Social classes are also taken into account and play a major role as a theme in Pride and Prejudice. People of higher class are very proud of themselves and do not like to socialise with those of lower class. A good example is Darcy when we first meet him. Also, the Bingley sisters often talk together about the way people of lower classes act and look bitterly upon them. It is also seen as bad for people of higher classes to mingle with lower classes, but Bingley puts this idea away and proves to be a very social character. Jane Austen ridicules almost all of her aristocratic characters, and her heroes tend to be the landed gentry or the upper-middle class. Lizzy Bennet insists that she is of the same class as Mr. Darcy, and snobbery is one of the characteristics of a villain in Jane Austen's novels.
Appearance versus reality is a recurring motif all throughout the novel. Near the beginning of the novel, Mr. Darcy points out that humility is the most deceitful appearance of all, and that it is often a careless remark, but can be a way to uplift one's view among others.
An important theme of all of Jane Austen's novels is how one correctly assesses the characters of the people one meets. Because Elizabeth Bennet and her sisters need to marry, and need to marry well, it is vital that they be able to "read" the men in their social circle—or they might end up married to unprincipled, immoral men like Wickham. The "pride" of the book's title refers not only to Mr. Darcy's pride, but also to Lizzy's pride in her ability to read characters, which turns out to be faulty.

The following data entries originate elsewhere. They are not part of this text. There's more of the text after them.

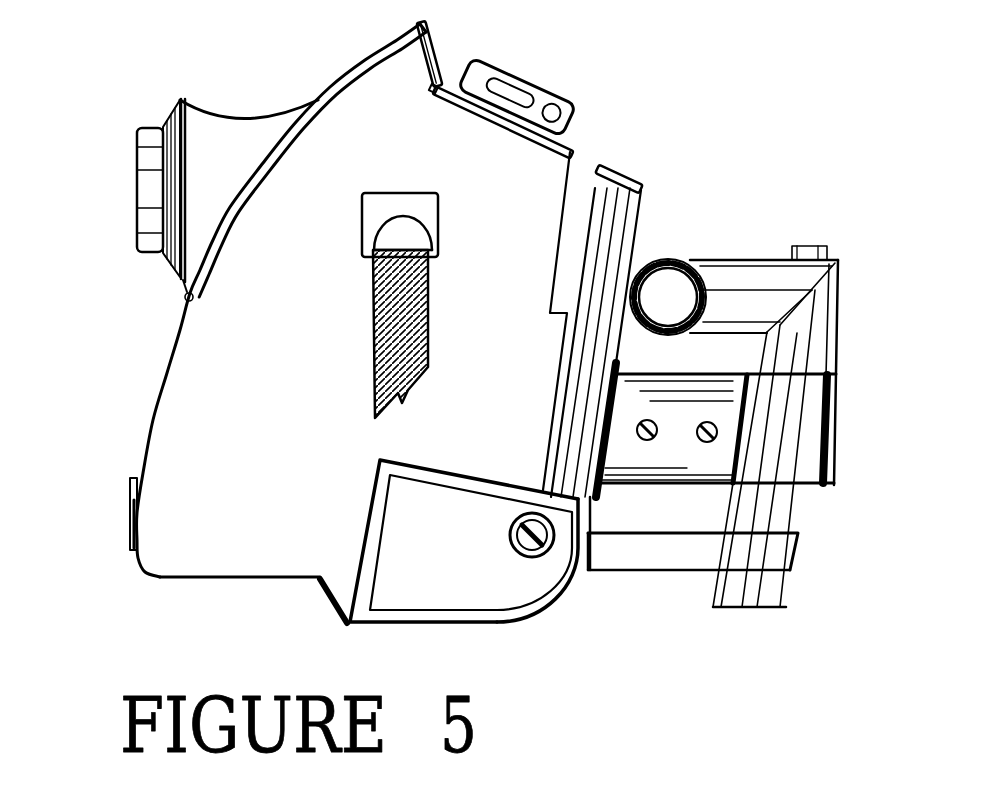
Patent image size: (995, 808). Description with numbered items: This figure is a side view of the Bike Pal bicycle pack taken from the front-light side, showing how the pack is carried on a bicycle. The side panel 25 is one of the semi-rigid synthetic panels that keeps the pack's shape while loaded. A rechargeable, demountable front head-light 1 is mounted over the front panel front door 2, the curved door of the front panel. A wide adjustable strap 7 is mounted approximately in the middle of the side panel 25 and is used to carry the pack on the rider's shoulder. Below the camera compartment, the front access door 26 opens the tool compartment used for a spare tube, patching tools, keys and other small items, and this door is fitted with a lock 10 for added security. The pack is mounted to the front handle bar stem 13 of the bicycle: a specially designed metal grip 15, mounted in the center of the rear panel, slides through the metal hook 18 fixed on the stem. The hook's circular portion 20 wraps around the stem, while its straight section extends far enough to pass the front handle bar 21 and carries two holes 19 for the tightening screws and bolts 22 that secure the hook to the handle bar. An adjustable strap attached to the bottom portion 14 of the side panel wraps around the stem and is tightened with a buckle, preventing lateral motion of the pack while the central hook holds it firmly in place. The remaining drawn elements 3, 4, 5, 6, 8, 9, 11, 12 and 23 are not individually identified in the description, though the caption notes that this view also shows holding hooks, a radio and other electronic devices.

The front head-light 1 is at (147, 125).
The front panel front door 2 is at (332, 86).
The lid flap 3 is at (440, 43).
The switch plate 4 is at (553, 100).
The pin holder 5 is at (370, 192).
The mounting bar 6 is at (508, 113).
The wide adjustable strap 7 is at (440, 367).
The grooved panel 8 is at (562, 267).
The tray 9 is at (473, 485).
The lock 10 is at (527, 548).
The stop lip 11 is at (335, 603).
The side tab 12 is at (130, 507).
The front handle bar stem 13 is at (793, 348).
The bottom portion of side panel 14 is at (647, 552).
The metal grip 15 is at (607, 383).
The metal hook 18 is at (631, 470).
The holes 19 is at (650, 435).
The circular portion of hook 20 is at (770, 438).
The front handle bar 21 is at (655, 260).
The tightening screws and bolts 22 is at (702, 443).
The curved tray edge 23 is at (580, 560).
The side panel 25 is at (297, 427).
The front access door 26 is at (423, 507).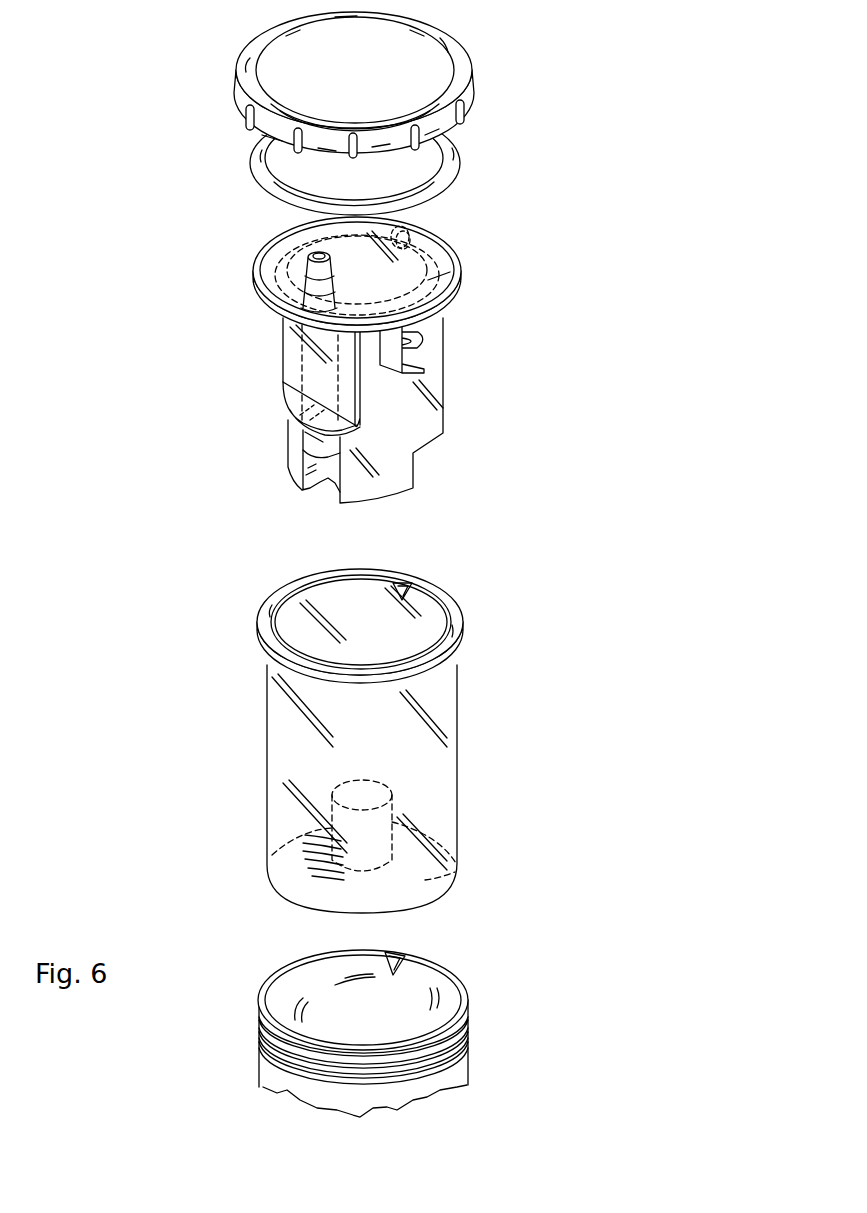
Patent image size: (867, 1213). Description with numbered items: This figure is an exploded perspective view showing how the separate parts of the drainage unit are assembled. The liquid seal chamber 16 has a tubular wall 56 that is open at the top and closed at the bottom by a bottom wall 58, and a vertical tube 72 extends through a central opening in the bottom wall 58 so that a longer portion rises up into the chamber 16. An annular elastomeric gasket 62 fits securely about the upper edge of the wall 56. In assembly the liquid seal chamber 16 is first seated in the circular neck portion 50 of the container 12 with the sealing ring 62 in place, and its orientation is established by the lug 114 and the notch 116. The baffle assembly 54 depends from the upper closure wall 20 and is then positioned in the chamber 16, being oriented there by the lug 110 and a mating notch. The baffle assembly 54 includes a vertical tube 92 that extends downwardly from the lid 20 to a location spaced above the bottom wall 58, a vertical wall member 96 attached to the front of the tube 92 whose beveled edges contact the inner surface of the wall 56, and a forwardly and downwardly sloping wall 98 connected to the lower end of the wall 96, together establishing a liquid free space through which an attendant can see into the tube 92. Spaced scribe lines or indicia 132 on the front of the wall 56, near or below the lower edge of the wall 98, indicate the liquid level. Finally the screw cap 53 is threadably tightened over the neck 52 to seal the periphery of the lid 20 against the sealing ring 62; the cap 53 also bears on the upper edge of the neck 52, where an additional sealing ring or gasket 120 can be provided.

The container 12 is at (490, 1066).
The liquid seal chamber 16 is at (266, 723).
The upper closure wall 20 is at (427, 283).
The circular neck portion 50 is at (285, 1096).
The neck 52 is at (444, 990).
The screw cap 53 is at (462, 58).
The baffle assembly 54 is at (478, 372).
The tubular wall 56 is at (447, 727).
The bottom wall 58 is at (457, 880).
The annular gasket 62 is at (463, 630).
The vertical tube 72 is at (392, 800).
The vertical tube 92 is at (292, 476).
The vertical wall member 96 is at (293, 350).
The sloping wall 98 is at (290, 400).
The lug 110 is at (452, 230).
The lug 114 is at (420, 583).
The notch 116 is at (400, 963).
The sealing ring or gasket 120 is at (457, 170).
The indicia 132 is at (345, 855).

Another major theme is that pride and prejudice both stand in the way of relationships, as embodied in the persons of Darcy and Elizabeth respectively. Pride narrows the vision of a person and causes one to underestimate other mortals. Prejudice blinds the vision and leads to false perceptions about others. Darcy’s pride and Elizabeth’s prejudice come in the way of understanding each other and keep them apart. Only when Darcy becomes more humble and Elizabeth becomes more accepting can they relate to one another and find happiness together.
Another major theme is family. Austen portrays the family as primarily responsible for the intellectual and moral education of children. Mr. and Mrs. Bennet's failure to provide this education for their daughters leads to the utter shamelessness, foolishness, frivolity, and immorality of Lydia. Elizabeth and Jane have managed to develop virtue and strong characters in spite of the negligence of their parents, perhaps through the help of their studies and the good influence of Mr. and Mrs. Gardiner, who are the only relatives in the novel that take a serious concern in the girls' well-being and provide sound guidance. Elizabeth and Jane are constantly forced to put up with the foolishness and poor judgment of their mother and the sarcastic indifference of their father. Even when Elizabeth advises her father not to allow Lydia to go to Brighton, he ignores the advice because he thinks it would be too difficult to deal with Lydia's complaining. The result is the scandal of Lydia's elopement with Wickham.